Few of us who experienced the events of Jan. 6 imagined such a thing could happen.
The Capitol is an emptier place these days given the coronavirus pandemic, which on Tuesday killed more than 4,300 people — a new, dismal record for the country. Fewer reporters and staff are in the building to reduce the footprint and to protect those that need to go in to do the people’s business and to report on it.

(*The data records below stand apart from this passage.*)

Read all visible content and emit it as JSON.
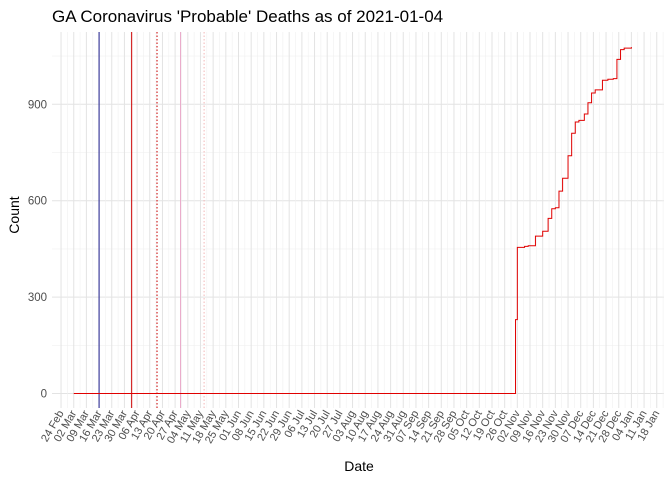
{
  "chart_data": {
    "type": "line",
    "title": "GA Coronavirus 'Probable' Deaths as of 2021-01-04",
    "xlabel": "Date",
    "ylabel": "Count",
    "ylim": [
      -45,
      1125
    ],
    "y_ticks": [
      0,
      300,
      600,
      900
    ],
    "xlim": [
      "2020-02-19",
      "2021-01-22"
    ],
    "x_tick_labels": [
      {
        "date": "2020-02-24",
        "label": "24 Feb"
      },
      {
        "date": "2020-03-02",
        "label": "02 Mar"
      },
      {
        "date": "2020-03-09",
        "label": "09 Mar"
      },
      {
        "date": "2020-03-16",
        "label": "16 Mar"
      },
      {
        "date": "2020-03-23",
        "label": "23 Mar"
      },
      {
        "date": "2020-03-30",
        "label": "30 Mar"
      },
      {
        "date": "2020-04-06",
        "label": "06 Apr"
      },
      {
        "date": "2020-04-13",
        "label": "13 Apr"
      },
      {
        "date": "2020-04-20",
        "label": "20 Apr"
      },
      {
        "date": "2020-04-27",
        "label": "27 Apr"
      },
      {
        "date": "2020-05-04",
        "label": "04 May"
      },
      {
        "date": "2020-05-11",
        "label": "11 May"
      },
      {
        "date": "2020-05-18",
        "label": "18 May"
      },
      {
        "date": "2020-05-25",
        "label": "25 May"
      },
      {
        "date": "2020-06-01",
        "label": "01 Jun"
      },
      {
        "date": "2020-06-08",
        "label": "08 Jun"
      },
      {
        "date": "2020-06-15",
        "label": "15 Jun"
      },
      {
        "date": "2020-06-22",
        "label": "22 Jun"
      },
      {
        "date": "2020-06-29",
        "label": "29 Jun"
      },
      {
        "date": "2020-07-06",
        "label": "06 Jul"
      },
      {
        "date": "2020-07-13",
        "label": "13 Jul"
      },
      {
        "date": "2020-07-20",
        "label": "20 Jul"
      },
      {
        "date": "2020-07-27",
        "label": "27 Jul"
      },
      {
        "date": "2020-08-03",
        "label": "03 Aug"
      },
      {
        "date": "2020-08-10",
        "label": "10 Aug"
      },
      {
        "date": "2020-08-17",
        "label": "17 Aug"
      },
      {
        "date": "2020-08-24",
        "label": "24 Aug"
      },
      {
        "date": "2020-08-31",
        "label": "31 Aug"
      },
      {
        "date": "2020-09-07",
        "label": "07 Sep"
      },
      {
        "date": "2020-09-14",
        "label": "14 Sep"
      },
      {
        "date": "2020-09-21",
        "label": "21 Sep"
      },
      {
        "date": "2020-09-28",
        "label": "28 Sep"
      },
      {
        "date": "2020-10-05",
        "label": "05 Oct"
      },
      {
        "date": "2020-10-12",
        "label": "12 Oct"
      },
      {
        "date": "2020-10-19",
        "label": "19 Oct"
      },
      {
        "date": "2020-10-26",
        "label": "26 Oct"
      },
      {
        "date": "2020-11-02",
        "label": "02 Nov"
      },
      {
        "date": "2020-11-09",
        "label": "09 Nov"
      },
      {
        "date": "2020-11-16",
        "label": "16 Nov"
      },
      {
        "date": "2020-11-23",
        "label": "23 Nov"
      },
      {
        "date": "2020-11-30",
        "label": "30 Nov"
      },
      {
        "date": "2020-12-07",
        "label": "07 Dec"
      },
      {
        "date": "2020-12-14",
        "label": "14 Dec"
      },
      {
        "date": "2020-12-21",
        "label": "21 Dec"
      },
      {
        "date": "2020-12-28",
        "label": "28 Dec"
      },
      {
        "date": "2021-01-04",
        "label": "04 Jan"
      },
      {
        "date": "2021-01-11",
        "label": "11 Jan"
      },
      {
        "date": "2021-01-18",
        "label": "18 Jan"
      }
    ],
    "grid": true,
    "series": [
      {
        "color": "#e00000",
        "x": [
          "2020-03-02",
          "2020-10-31",
          "2020-11-01",
          "2020-11-02",
          "2020-11-06",
          "2020-11-08",
          "2020-11-12",
          "2020-11-16",
          "2020-11-19",
          "2020-11-21",
          "2020-11-23",
          "2020-11-25",
          "2020-11-27",
          "2020-11-30",
          "2020-12-02",
          "2020-12-04",
          "2020-12-06",
          "2020-12-09",
          "2020-12-11",
          "2020-12-13",
          "2020-12-15",
          "2020-12-17",
          "2020-12-19",
          "2020-12-22",
          "2020-12-25",
          "2020-12-27",
          "2020-12-29",
          "2020-12-31",
          "2021-01-02",
          "2021-01-04"
        ],
        "y": [
          0,
          0,
          230,
          455,
          458,
          460,
          490,
          505,
          545,
          575,
          578,
          630,
          670,
          740,
          810,
          845,
          850,
          870,
          905,
          935,
          945,
          945,
          975,
          978,
          980,
          1040,
          1070,
          1075,
          1075,
          1078
        ]
      }
    ],
    "reference_lines": [
      {
        "date": "2020-03-16",
        "color": "#1a1a8c",
        "style": "solid"
      },
      {
        "date": "2020-04-03",
        "color": "#cc0000",
        "style": "solid"
      },
      {
        "date": "2020-04-17",
        "color": "#cc0000",
        "style": "dotted"
      },
      {
        "date": "2020-04-30",
        "color": "#e9a8c8",
        "style": "solid"
      },
      {
        "date": "2020-05-13",
        "color": "#f3b7b7",
        "style": "dotted"
      }
    ]
  }
}
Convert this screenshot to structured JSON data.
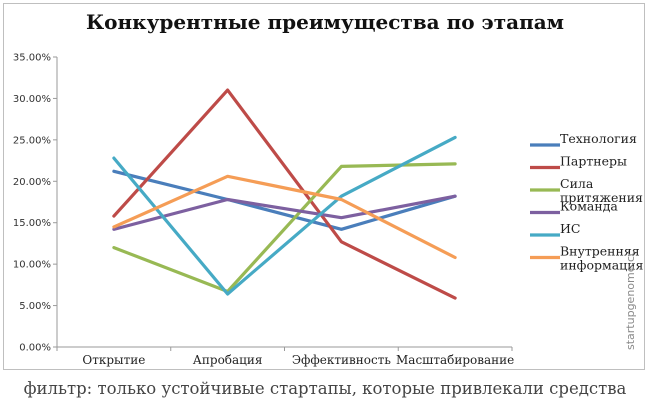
{
  "chart_data": {
    "type": "line",
    "title": "Конкурентные преимущества по этапам",
    "caption": "фильтр: только устойчивые стартапы, которые привлекали средства",
    "watermark": "startupgenome.cc",
    "categories": [
      "Открытие",
      "Апробация",
      "Эффективность",
      "Масштабирование"
    ],
    "y_ticks": [
      "0.00%",
      "5.00%",
      "10.00%",
      "15.00%",
      "20.00%",
      "25.00%",
      "30.00%",
      "35.00%"
    ],
    "ylim": [
      0,
      35
    ],
    "grid": false,
    "legend_position": "right",
    "series": [
      {
        "name": "Технология",
        "color": "#4a7ebb",
        "values": [
          21.2,
          17.8,
          14.2,
          18.2
        ]
      },
      {
        "name": "Партнеры",
        "color": "#be4b48",
        "values": [
          15.8,
          31.0,
          12.7,
          5.9
        ]
      },
      {
        "name": "Сила притяжения",
        "color": "#98b954",
        "values": [
          12.0,
          6.7,
          21.8,
          22.1
        ]
      },
      {
        "name": "Команда",
        "color": "#7d60a0",
        "values": [
          14.2,
          17.8,
          15.6,
          18.2
        ]
      },
      {
        "name": "ИС",
        "color": "#46aac5",
        "values": [
          22.8,
          6.4,
          18.2,
          25.3
        ]
      },
      {
        "name": "Внутренняя информация",
        "color": "#f59d56",
        "values": [
          14.5,
          20.6,
          17.8,
          10.8
        ]
      }
    ]
  }
}
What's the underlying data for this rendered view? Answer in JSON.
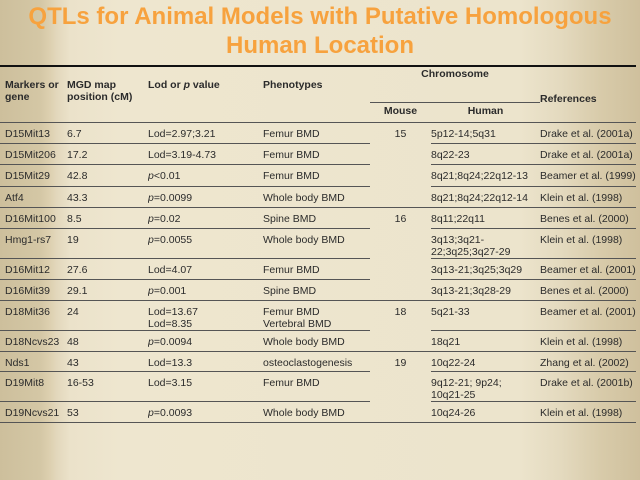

The morning of the attack, before I left for the Capitol, my wife told me I didn’t really need to go in that day; it would be safer at home, she said. I replied that she might see some things on TV, angry protesters who needed to let off some steam, but pointed out the Capitol was practically the safest building in America, fortified after terrorists targeted it with a hijacked airplane on 9/11.
I was wrong.
Unlike many others in the Capitol, I didn’t hear any gunshots or broken glass or pounding on our door. My colleague Mike Lillis and I were two floors below the House chamber, and we figured we knew the complicated maze of passages down there better than the invading forces. The only rioter I came face-to-face with was being led away in handcuffs, screaming: “See how you treat your patriots!”
But we knew it was bad upstairs. Earlier, I saw two officers dragging an injured colleague to safety. At one point, a throng of officers scurried down a flight of stairs and ran toward us, yelling, “Go! Go! Go! Go!”
We didn’t stick around to see what they were running from.
Exactly a week after the riots, I still haven’t brought myself to tell my own young children what happened that awful afternoon. The TV has been off.
Wednesday morning was actually the first time I hugged them since the attack because I’ve been self-isolating due to potential COVID-19 exposure during the hours-long lockdown.
I plan to tell them stories of what some members of the Capitol Hill community did that day, to protect lives and honor the institution.
Like the story of Officer Eugene Goodman, who lured the mob away from the Senate floor, possibly saving countless senators from the unthinkable. Or Washington Examiner reporter Emily Larsen Brooks, whom I witnessed run to get water so an officer could wash his eyes out after rioters attacked him with mace. Or Rep. Andy Kim (D-N.J.), who was spotted in the wee hours of the next morning in the Capitol building picking up trash left by rioters.
I will tell them what Mr. Rogers said about what to do when the news is scary: “Look for the helpers.”
And I will long remember that we had a lot of helpers in our Capitol Hill community that fateful day.
Scott Wong covers the House for The Hill.